Let's not pretend that this isn't who we are. This is it. We have the money and the means to make life better, to protect those who need protecting, to save the planet. We know what we need to do, if not to solve our problems then at least to improve them. But we don't, because in our hearts we don't want to. Because whether it's guns or oil or property values or white supremacy, no price is too high to keep things comfortable for those who aren't already suffering. Because having to admit that solutions are available would mean admitting that we're part of the problem. The greatest source of harm in this world isn't greed, it's the inability to tolerate any amount of emotional discomfort.

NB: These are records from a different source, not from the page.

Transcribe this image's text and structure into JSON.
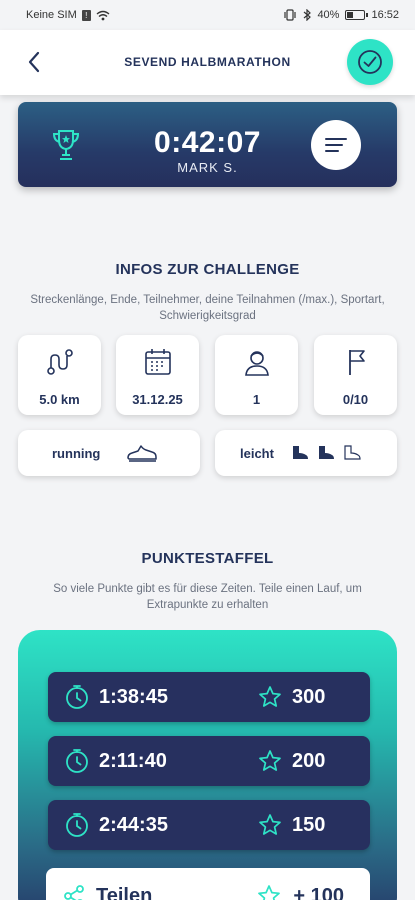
{
  "status_bar": {
    "carrier": "Keine SIM",
    "battery": "40%",
    "battery_level": 0.4,
    "time": "16:52"
  },
  "header": {
    "title": "SEVEND HALBMARATHON",
    "back_icon": "chevron-left-icon",
    "action_icon": "check-circle-icon"
  },
  "timer": {
    "value": "0:42:07",
    "name": "MARK S.",
    "icon": "trophy-icon",
    "menu_icon": "menu-lines-icon"
  },
  "info": {
    "title": "INFOS ZUR CHALLENGE",
    "subtitle": "Streckenlänge, Ende, Teilnehmer, deine Teilnahmen (/max.), Sportart, Schwierigkeitsgrad",
    "tiles": [
      {
        "icon": "route-icon",
        "value": "5.0 km"
      },
      {
        "icon": "calendar-icon",
        "value": "31.12.25"
      },
      {
        "icon": "participant-icon",
        "value": "1"
      },
      {
        "icon": "flag-icon",
        "value": "0/10"
      }
    ],
    "sport": {
      "label": "running",
      "icon": "running-shoe-icon"
    },
    "difficulty": {
      "label": "leicht",
      "icons": [
        "shoe-filled-icon",
        "shoe-filled-icon",
        "shoe-outline-icon"
      ],
      "level": 2,
      "max": 3
    }
  },
  "points": {
    "title": "PUNKTESTAFFEL",
    "subtitle": "So viele Punkte gibt es für diese Zeiten. Teile einen Lauf, um Extrapunkte zu erhalten",
    "tiers": [
      {
        "time": "1:38:45",
        "points": "300"
      },
      {
        "time": "2:11:40",
        "points": "200"
      },
      {
        "time": "2:44:35",
        "points": "150"
      }
    ],
    "share": {
      "label": "Teilen",
      "points": "+ 100",
      "icon": "share-icon"
    }
  },
  "colors": {
    "navy": "#24335b",
    "teal": "#2ee3c6",
    "row": "#27305f"
  }
}
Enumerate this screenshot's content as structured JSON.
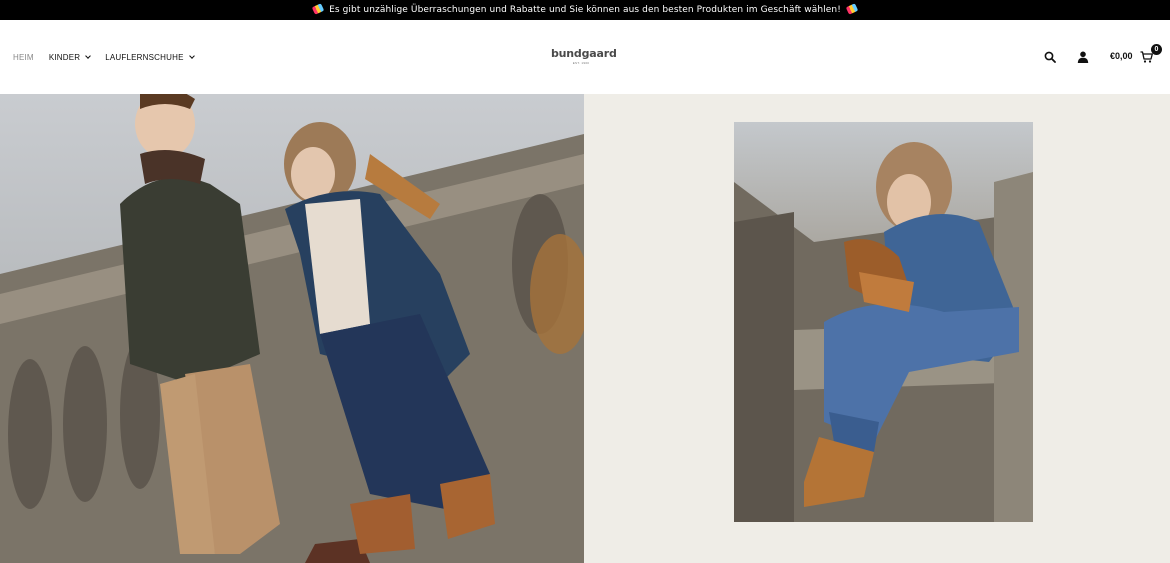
{
  "announcement": {
    "text": "Es gibt unzählige Überraschungen und Rabatte und Sie können aus den besten Produkten im Geschäft wählen!"
  },
  "nav": {
    "items": [
      {
        "label": "HEIM",
        "active": true,
        "has_dropdown": false
      },
      {
        "label": "KINDER",
        "active": false,
        "has_dropdown": true
      },
      {
        "label": "LAUFLERNSCHUHE",
        "active": false,
        "has_dropdown": true
      }
    ]
  },
  "brand": {
    "logo_text": "bundgaard",
    "logo_subtext": "EST. 1900"
  },
  "cart": {
    "total": "€0,00",
    "count": "0"
  },
  "colors": {
    "announcement_bg": "#000000",
    "right_panel_bg": "#efede7",
    "nav_active": "#888888"
  },
  "icons": {
    "search": "search-icon",
    "account": "user-icon",
    "cart": "cart-icon"
  }
}
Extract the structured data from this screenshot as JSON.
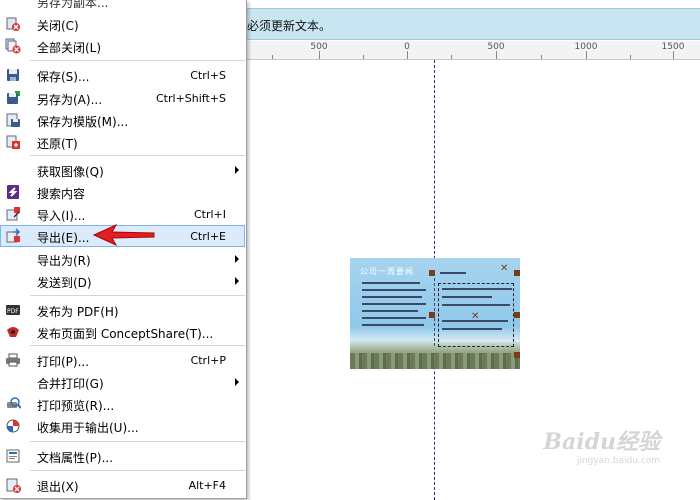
{
  "notice": {
    "text": "必须更新文本。"
  },
  "ruler": {
    "labels": [
      "500",
      "0",
      "500",
      "1000",
      "1500"
    ]
  },
  "design": {
    "title": "公司一周要闻"
  },
  "watermark": {
    "logo": "Baidu经验",
    "url": "jingyan.baidu.com"
  },
  "menu": {
    "partial_top": "另存为副本...",
    "items": {
      "close": {
        "label": "关闭(C)",
        "icon": "close-doc-icon"
      },
      "close_all": {
        "label": "全部关闭(L)",
        "icon": "close-all-icon"
      },
      "save": {
        "label": "保存(S)...",
        "shortcut": "Ctrl+S",
        "icon": "save-icon"
      },
      "save_as": {
        "label": "另存为(A)...",
        "shortcut": "Ctrl+Shift+S",
        "icon": "save-as-icon"
      },
      "save_template": {
        "label": "保存为模版(M)...",
        "icon": "save-template-icon"
      },
      "revert": {
        "label": "还原(T)",
        "icon": "revert-icon"
      },
      "acquire": {
        "label": "获取图像(Q)",
        "icon": "scanner-icon"
      },
      "search": {
        "label": "搜索内容",
        "icon": "search-content-icon"
      },
      "import": {
        "label": "导入(I)...",
        "shortcut": "Ctrl+I",
        "icon": "import-icon"
      },
      "export": {
        "label": "导出(E)...",
        "shortcut": "Ctrl+E",
        "icon": "export-icon"
      },
      "export_for": {
        "label": "导出为(R)"
      },
      "send_to": {
        "label": "发送到(D)"
      },
      "publish_pdf": {
        "label": "发布为 PDF(H)",
        "icon": "pdf-icon"
      },
      "publish_cs": {
        "label": "发布页面到 ConceptShare(T)...",
        "icon": "conceptshare-icon"
      },
      "print": {
        "label": "打印(P)...",
        "shortcut": "Ctrl+P",
        "icon": "printer-icon"
      },
      "merge_print": {
        "label": "合并打印(G)"
      },
      "print_preview": {
        "label": "打印预览(R)...",
        "icon": "print-preview-icon"
      },
      "collect": {
        "label": "收集用于输出(U)...",
        "icon": "collect-output-icon"
      },
      "doc_props": {
        "label": "文档属性(P)...",
        "icon": "document-properties-icon"
      },
      "exit": {
        "label": "退出(X)",
        "shortcut": "Alt+F4",
        "icon": "exit-icon"
      }
    }
  }
}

After my kids left for school this morning, feeling heavy and sliding toward despair at the morning's news, I headed into the bathroom to get cleaned up for work. I noticed a small shape on the wall, about waist level to my three-year-old, a tiny red star no larger than two grains of rice stuck together. And for a brief moment, things didn't seem so bad. There is, as always, yet innocence and beauty and simple joy in the world. No joy is ever quite so pure as that of a toddler with a sticker, and how seductive that feeling is when all is wrong with the world. How I'd love to stay there in that space. Who wouldn't? But that would be giving up, just as surely as would despairing.
I don't have any answers. I never have. I don't know how to make people care. At least, not enough to make them take an honest look in the mirror and change. Do I even care enough? I don't know. I just know that I'm sad and angry and tired as hell.
I close so many letters or lists or threads by saying "I wish you peace." And I do. And I want to say that now. But the truth is that there will be no peace unless we make it, and we can't do that without struggle, without discomfort. I keep thinking that people will get there eventually. I hope we do. Me, too.